Judge issues ruling in $1 billion nursing home case, says IL governor's firm not responsible

A federal bankruptcy judge tentatively ruled that two New York businessmen, and not a private equity firm formerly led by the incoming Illinois governor, are responsible for $1 billion in nursing home wrongful death liabilities.

On Tuesday, the judge identified Murray Forman and Leonard Grunstein as the guilty parties. They were “New York-based partners in the nursing home business” formed by GTCR, according to the Chicago Tribune. GTCR is the private equity firm formerly led by Governor-Elect Bruce Rauner (R).

In 2006, the GTCR nursing home company — Trans Healthcare Inc. — was facing 150 lawsuits. Judgments eventually totaled more than $2 billion. About $1 billion in judgments became part of a bankruptcy case that went before Judge Michael G. Williamson of the U.S. Bankruptcy Court of the Middle District of Florida.

Plaintiffs alleged that GTCR participated in a “bust-out scheme” by trying to transfer and hide assets to avoid paying the legal damages.

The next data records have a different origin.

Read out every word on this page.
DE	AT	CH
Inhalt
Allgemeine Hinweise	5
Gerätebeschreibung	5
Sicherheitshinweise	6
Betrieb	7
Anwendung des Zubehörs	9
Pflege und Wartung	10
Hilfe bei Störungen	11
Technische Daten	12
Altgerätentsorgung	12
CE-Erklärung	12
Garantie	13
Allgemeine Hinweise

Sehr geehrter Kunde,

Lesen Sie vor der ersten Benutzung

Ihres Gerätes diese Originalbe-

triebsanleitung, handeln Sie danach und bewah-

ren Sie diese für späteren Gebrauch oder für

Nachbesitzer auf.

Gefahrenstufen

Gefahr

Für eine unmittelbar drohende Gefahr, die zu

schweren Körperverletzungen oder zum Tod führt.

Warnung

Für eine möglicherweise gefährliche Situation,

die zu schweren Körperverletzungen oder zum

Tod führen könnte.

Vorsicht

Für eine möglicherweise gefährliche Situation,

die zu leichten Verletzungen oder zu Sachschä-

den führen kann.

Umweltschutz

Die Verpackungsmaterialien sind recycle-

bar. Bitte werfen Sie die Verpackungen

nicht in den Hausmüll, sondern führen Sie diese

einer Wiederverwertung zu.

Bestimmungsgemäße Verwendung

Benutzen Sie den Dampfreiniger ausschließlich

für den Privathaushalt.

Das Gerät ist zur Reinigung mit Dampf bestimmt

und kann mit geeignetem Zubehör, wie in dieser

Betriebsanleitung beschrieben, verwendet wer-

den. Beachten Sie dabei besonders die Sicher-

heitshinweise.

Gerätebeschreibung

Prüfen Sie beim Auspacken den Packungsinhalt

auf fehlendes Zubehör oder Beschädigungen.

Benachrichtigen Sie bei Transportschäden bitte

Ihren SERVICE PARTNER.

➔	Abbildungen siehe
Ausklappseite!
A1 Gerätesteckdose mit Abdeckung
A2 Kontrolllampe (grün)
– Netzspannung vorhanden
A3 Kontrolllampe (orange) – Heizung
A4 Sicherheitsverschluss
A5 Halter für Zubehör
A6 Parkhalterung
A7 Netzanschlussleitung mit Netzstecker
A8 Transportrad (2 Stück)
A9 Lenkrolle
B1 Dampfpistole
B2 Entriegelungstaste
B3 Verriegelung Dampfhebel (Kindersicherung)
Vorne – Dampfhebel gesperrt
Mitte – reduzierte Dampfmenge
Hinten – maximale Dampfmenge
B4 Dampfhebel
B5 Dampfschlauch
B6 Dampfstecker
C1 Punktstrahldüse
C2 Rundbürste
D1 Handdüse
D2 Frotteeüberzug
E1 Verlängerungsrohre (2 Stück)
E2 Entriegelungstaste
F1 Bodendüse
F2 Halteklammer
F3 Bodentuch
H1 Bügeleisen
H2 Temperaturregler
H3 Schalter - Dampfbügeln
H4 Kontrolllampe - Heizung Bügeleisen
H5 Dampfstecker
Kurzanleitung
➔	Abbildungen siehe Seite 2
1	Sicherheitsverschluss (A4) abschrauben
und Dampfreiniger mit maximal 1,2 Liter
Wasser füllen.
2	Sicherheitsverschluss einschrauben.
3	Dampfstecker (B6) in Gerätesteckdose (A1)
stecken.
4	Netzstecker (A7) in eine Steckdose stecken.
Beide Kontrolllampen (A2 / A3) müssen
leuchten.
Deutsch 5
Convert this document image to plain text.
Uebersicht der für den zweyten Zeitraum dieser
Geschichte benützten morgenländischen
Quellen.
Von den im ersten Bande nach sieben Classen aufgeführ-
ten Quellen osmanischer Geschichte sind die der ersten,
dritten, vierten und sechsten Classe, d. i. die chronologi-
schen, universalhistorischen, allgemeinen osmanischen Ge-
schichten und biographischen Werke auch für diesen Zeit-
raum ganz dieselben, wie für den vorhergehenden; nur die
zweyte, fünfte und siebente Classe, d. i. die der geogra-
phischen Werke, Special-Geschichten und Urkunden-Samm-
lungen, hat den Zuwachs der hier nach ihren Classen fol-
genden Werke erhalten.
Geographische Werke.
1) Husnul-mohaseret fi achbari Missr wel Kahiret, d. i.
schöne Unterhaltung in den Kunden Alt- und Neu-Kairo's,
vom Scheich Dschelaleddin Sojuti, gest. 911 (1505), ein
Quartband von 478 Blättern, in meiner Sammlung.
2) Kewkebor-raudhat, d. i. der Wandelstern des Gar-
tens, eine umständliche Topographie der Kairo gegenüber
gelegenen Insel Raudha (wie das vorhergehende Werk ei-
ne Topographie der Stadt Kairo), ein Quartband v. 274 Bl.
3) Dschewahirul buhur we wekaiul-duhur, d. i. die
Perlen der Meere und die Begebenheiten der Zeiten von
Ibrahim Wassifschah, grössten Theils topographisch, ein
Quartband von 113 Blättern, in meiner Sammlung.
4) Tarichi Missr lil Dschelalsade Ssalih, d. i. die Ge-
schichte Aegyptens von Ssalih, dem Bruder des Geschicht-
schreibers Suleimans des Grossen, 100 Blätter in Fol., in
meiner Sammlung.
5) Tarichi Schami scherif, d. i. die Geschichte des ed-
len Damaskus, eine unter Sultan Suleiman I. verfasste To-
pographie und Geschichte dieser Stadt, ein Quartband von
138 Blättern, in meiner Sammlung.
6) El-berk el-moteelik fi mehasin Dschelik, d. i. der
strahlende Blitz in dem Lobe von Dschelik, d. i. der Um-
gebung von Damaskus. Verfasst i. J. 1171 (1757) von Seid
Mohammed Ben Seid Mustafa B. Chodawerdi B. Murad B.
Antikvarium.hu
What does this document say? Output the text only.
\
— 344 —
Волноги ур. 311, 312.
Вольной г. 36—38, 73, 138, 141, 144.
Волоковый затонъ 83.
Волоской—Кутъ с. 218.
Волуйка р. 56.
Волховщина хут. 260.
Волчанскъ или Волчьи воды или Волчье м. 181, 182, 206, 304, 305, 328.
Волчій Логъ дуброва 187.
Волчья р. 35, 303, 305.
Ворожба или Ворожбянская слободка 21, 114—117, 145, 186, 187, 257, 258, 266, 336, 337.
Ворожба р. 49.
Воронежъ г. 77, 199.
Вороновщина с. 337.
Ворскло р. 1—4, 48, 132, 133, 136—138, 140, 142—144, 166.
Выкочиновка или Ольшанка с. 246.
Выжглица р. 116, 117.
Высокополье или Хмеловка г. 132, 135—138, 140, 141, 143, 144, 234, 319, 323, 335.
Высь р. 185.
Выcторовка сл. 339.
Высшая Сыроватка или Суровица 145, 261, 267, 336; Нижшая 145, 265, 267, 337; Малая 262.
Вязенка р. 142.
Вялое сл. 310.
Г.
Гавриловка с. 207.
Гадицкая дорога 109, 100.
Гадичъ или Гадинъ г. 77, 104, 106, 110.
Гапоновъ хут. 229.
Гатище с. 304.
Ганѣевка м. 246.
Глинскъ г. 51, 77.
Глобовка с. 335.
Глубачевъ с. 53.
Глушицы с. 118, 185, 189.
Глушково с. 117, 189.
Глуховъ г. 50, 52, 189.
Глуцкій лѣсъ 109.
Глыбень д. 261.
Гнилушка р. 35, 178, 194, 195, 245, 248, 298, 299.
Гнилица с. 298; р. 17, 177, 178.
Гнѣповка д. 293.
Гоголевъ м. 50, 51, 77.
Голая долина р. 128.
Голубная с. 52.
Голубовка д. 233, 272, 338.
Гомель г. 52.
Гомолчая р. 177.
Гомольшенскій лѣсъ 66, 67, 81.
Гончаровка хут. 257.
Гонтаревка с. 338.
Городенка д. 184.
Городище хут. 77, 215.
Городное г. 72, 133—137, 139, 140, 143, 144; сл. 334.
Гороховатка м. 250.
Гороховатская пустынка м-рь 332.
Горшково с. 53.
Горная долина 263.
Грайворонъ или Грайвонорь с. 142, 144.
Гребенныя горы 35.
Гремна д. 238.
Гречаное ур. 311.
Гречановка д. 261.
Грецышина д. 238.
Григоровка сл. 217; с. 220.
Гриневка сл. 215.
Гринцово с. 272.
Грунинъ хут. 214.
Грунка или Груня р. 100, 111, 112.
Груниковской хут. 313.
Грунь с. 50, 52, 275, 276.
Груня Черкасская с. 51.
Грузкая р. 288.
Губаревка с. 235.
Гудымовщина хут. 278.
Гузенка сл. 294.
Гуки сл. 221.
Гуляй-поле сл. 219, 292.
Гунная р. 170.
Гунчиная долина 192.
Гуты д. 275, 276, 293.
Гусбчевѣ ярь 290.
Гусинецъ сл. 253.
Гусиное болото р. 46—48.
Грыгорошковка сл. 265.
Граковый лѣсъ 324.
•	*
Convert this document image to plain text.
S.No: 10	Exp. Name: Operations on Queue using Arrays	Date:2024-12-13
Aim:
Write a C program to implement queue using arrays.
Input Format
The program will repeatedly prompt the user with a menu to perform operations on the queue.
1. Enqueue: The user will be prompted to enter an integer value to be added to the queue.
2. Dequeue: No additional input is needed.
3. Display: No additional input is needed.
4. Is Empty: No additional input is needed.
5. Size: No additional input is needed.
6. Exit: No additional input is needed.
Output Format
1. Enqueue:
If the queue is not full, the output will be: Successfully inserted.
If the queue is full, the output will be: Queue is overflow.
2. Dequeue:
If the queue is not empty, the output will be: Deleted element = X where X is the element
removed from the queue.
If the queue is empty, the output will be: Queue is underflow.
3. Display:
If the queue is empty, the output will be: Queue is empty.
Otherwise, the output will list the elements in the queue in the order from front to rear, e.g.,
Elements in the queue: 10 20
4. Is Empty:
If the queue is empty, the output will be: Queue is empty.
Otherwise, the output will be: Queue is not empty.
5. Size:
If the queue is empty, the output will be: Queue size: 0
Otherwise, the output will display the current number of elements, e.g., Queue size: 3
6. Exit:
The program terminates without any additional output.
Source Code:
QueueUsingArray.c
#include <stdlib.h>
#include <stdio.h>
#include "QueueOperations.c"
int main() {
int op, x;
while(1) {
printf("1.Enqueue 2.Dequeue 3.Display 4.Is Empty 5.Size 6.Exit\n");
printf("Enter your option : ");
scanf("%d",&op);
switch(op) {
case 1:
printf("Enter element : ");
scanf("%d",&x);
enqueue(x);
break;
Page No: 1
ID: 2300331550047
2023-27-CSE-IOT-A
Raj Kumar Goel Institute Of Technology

On Tuesday, Williamson said GTCR’s Principal and Director of Nursing Homes Edgar Janotta was not a mastermind of this scheme, but was “duped” by Forman and Grunstein. The judge determined that after purchasing assets of the nursing home company in 2006, these two men tried to transfer ownership to an elderly graphic artist with “no knowledge” of the company, the Tribune reported.

The actions taken by Forman and Grunstein bear “all the hallmarks of fraud,” Williamson said.

Williamson’s “tentative verdict” is meant to spur a mediated settlement in the case, the Tribune stated. GTCR parties will not be required to participate in the mediation, the judge said.

Throughout the case, Rauner has maintained that he was not responsible for the management of the nursing homes in question, and he was not a named defendant.